The approach involves finding a way of representing correlated variables together to form a new smaller set of derived variables with minimum loss of information. So, it is a type of a data reduction tool and it removes redundancy or duplication from a set of correlated variables.
Also, factors are formed that are relatively independent of one another. But since it require the data to be correlated, so all assumptions that apply to correlation are relevant here.
There are two main types of factor analysis. The two main types are:
Principal component analysis - this method provides a unique solution so that the original data can be reconstructed from the results. Thus, this method not only provides a solution but also works the other way round, i.e., provides data from the solution. The solution generated includes as many factors as there are variables.
Common factor analysis - this technique uses an estimate of common difference or variance among the original variables to generate the solution. Due to this, the number of factors will always be less than the number of original factors. So, factor analysis actually refers to common factor analysis.

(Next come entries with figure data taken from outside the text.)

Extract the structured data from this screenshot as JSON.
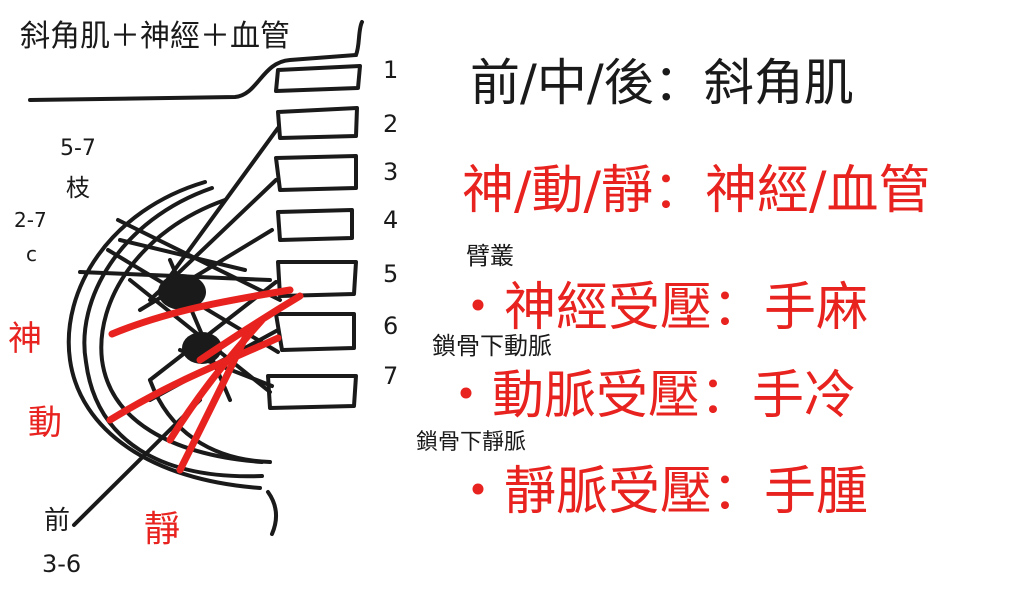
{
  "note": {
    "title": "斜角肌＋神經＋血管",
    "vertebra_numbers": [
      "1",
      "2",
      "3",
      "4",
      "5",
      "6",
      "7"
    ],
    "annotations": {
      "c5_7": "5-7",
      "branch": "枝",
      "c2_7": "2-7",
      "c": "c",
      "nerve": "神",
      "artery": "動",
      "vein": "靜",
      "front": "前",
      "c3_6": "3-6"
    },
    "colors": {
      "ink": "#1a1a1a",
      "red_ink": "#e8231f",
      "paper": "#ffffff"
    }
  },
  "summary": {
    "heading_muscle": "前/中/後：斜角肌",
    "heading_nerve": "神/動/靜：神經/血管",
    "plexus": "臂叢",
    "bullet_nerve": "・神經受壓：手麻",
    "sub_artery": "鎖骨下動脈",
    "bullet_artery": "・動脈受壓：手冷",
    "sub_vein": "鎖骨下靜脈",
    "bullet_vein": "・靜脈受壓：手腫"
  }
}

The main uses of factor analysis can be summarized as given below. It helps us in:
Identification of underlying factors- the aspects common to many variables can be identified and the variables can be clustered into homogeneous sets. Thus, new sets of variables can be created. This allows us to gain insight to categories.

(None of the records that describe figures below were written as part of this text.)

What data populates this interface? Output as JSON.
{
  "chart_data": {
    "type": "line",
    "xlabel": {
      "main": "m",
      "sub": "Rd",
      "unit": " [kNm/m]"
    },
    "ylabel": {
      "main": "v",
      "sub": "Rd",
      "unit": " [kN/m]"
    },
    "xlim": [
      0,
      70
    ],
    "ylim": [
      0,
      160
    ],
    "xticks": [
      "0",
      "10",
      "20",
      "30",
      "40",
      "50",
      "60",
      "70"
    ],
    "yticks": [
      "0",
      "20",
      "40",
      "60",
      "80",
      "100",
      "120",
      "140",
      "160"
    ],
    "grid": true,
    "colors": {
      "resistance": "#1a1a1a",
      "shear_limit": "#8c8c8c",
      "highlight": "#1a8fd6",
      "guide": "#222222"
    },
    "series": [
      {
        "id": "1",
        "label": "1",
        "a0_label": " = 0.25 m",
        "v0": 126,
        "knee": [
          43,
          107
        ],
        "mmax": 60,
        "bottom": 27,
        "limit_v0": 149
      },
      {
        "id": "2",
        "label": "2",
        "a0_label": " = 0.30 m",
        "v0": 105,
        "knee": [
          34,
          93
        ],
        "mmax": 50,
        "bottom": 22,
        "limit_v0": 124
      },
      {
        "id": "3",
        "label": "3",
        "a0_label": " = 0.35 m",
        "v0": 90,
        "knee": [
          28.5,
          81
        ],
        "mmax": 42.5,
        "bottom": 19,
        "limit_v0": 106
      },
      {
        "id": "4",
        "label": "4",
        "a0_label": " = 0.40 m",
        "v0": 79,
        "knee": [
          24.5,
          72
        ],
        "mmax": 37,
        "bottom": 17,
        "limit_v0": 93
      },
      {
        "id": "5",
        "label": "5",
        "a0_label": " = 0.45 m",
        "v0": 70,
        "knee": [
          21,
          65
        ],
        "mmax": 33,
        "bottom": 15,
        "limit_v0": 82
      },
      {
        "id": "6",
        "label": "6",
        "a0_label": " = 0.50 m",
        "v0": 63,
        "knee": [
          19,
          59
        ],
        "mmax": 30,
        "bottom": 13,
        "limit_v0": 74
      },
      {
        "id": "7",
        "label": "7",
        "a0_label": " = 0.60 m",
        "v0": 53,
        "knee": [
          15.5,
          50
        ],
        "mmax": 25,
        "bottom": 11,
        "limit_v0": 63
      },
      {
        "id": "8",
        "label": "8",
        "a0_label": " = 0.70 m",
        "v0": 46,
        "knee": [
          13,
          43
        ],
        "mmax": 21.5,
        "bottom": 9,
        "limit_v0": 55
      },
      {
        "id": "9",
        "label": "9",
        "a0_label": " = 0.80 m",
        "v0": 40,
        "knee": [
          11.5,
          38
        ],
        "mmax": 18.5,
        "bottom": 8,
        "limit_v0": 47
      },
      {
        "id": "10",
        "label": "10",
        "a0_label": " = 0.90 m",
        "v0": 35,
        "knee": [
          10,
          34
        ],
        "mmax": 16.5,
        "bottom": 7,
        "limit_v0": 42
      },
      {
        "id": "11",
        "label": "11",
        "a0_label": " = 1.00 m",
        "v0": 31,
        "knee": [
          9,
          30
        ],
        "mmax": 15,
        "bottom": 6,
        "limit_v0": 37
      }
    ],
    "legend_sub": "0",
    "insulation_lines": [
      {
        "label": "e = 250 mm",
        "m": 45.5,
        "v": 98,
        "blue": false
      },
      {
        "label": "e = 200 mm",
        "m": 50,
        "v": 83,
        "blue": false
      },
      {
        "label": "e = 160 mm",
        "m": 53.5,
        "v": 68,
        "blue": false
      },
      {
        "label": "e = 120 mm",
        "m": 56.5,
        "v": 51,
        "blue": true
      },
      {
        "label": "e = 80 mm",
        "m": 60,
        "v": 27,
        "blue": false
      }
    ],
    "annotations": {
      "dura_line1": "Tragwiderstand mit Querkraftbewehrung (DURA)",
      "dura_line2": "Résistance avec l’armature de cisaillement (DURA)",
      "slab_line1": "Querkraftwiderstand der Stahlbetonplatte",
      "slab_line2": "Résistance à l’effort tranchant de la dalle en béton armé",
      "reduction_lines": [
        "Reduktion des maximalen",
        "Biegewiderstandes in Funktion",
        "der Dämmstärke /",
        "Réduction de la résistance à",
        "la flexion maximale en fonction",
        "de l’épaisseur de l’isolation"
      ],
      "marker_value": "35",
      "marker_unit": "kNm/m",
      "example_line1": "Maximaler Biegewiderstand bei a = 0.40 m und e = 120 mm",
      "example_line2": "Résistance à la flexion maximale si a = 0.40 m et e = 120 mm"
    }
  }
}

Screening of variables- it helps us to identify groupings so that we can select one variable to represent many.
Let us consider an example to understand the use of factor analysis.

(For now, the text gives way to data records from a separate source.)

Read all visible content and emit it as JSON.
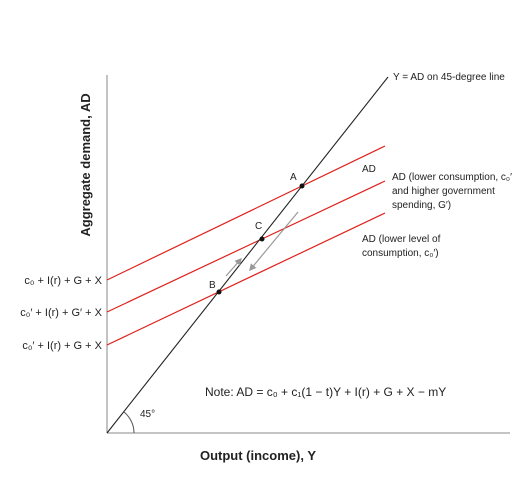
{
  "axes": {
    "y_label": "Aggregate demand, AD",
    "x_label": "Output (income), Y"
  },
  "line_45": {
    "label": "Y = AD on 45-degree line",
    "angle_label": "45°"
  },
  "ad_lines": [
    {
      "intercept": "c₀ + I(r) + G + X",
      "label_lines": [
        "AD"
      ]
    },
    {
      "intercept": "c₀′ + I(r) + G′ + X",
      "label_lines": [
        "AD (lower consumption, c₀′",
        "and higher government",
        "spending, G′)"
      ]
    },
    {
      "intercept": "c₀′ + I(r) + G + X",
      "label_lines": [
        "AD (lower level of",
        "consumption, c₀′)"
      ]
    }
  ],
  "points": [
    "A",
    "C",
    "B"
  ],
  "note": "Note: AD = c₀ + c₁(1 − t)Y + I(r) + G + X − mY"
}
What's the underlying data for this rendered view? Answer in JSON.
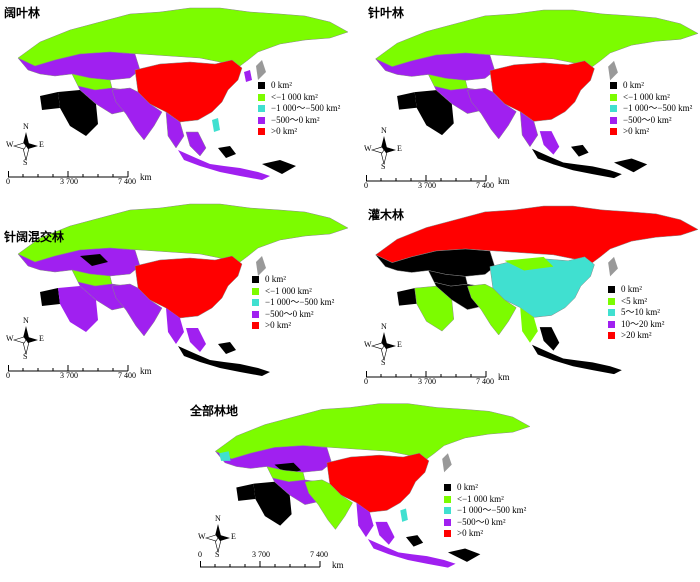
{
  "panels": [
    {
      "title": "阔叶林",
      "legend": [
        {
          "label": "0  km²",
          "color": "#000000"
        },
        {
          "label": "<−1 000 km²",
          "color": "#7CFC00"
        },
        {
          "label": "−1 000～−500  km²",
          "color": "#40E0D0"
        },
        {
          "label": "−500～0  km²",
          "color": "#A020F0"
        },
        {
          "label": ">0  km²",
          "color": "#FF0000"
        }
      ]
    },
    {
      "title": "针叶林",
      "legend": [
        {
          "label": "0  km²",
          "color": "#000000"
        },
        {
          "label": "<−1 000 km²",
          "color": "#7CFC00"
        },
        {
          "label": "−1 000～−500  km²",
          "color": "#40E0D0"
        },
        {
          "label": "−500～0  km²",
          "color": "#A020F0"
        },
        {
          "label": ">0  km²",
          "color": "#FF0000"
        }
      ]
    },
    {
      "title": "针阔混交林",
      "legend": [
        {
          "label": "0  km²",
          "color": "#000000"
        },
        {
          "label": "<−1 000 km²",
          "color": "#7CFC00"
        },
        {
          "label": "−1 000～−500  km²",
          "color": "#40E0D0"
        },
        {
          "label": "−500～0  km²",
          "color": "#A020F0"
        },
        {
          "label": ">0  km²",
          "color": "#FF0000"
        }
      ]
    },
    {
      "title": "灌木林",
      "legend": [
        {
          "label": "0  km²",
          "color": "#000000"
        },
        {
          "label": "<5  km²",
          "color": "#7CFC00"
        },
        {
          "label": "5～10  km²",
          "color": "#40E0D0"
        },
        {
          "label": "10～20  km²",
          "color": "#A020F0"
        },
        {
          "label": ">20  km²",
          "color": "#FF0000"
        }
      ]
    },
    {
      "title": "全部林地",
      "legend": [
        {
          "label": "0  km²",
          "color": "#000000"
        },
        {
          "label": "<−1 000 km²",
          "color": "#7CFC00"
        },
        {
          "label": "−1 000～−500  km²",
          "color": "#40E0D0"
        },
        {
          "label": "−500～0  km²",
          "color": "#A020F0"
        },
        {
          "label": ">0  km²",
          "color": "#FF0000"
        }
      ]
    }
  ],
  "compass": {
    "n": "N",
    "s": "S",
    "w": "W",
    "e": "E"
  },
  "scale": {
    "labels": [
      "0",
      "3 700",
      "7 400"
    ],
    "unit": "km"
  }
}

Suppose we want to know whether certain aspects such as “task skills” and “communication skills” attribute to the quality of “leadership” or not. We prepare a questionnaire with 20 items, 10 of them pertaining to task elements and 10 to communication elements.
Before using the questionnaire on the sample we use it on a small group of people, who are like those in the survey. When we analyze the data we try to see if there are really two factors and if those factors represent the aspects of task and communication skills.
In this way, factors can be found to represent variables with similar aspects.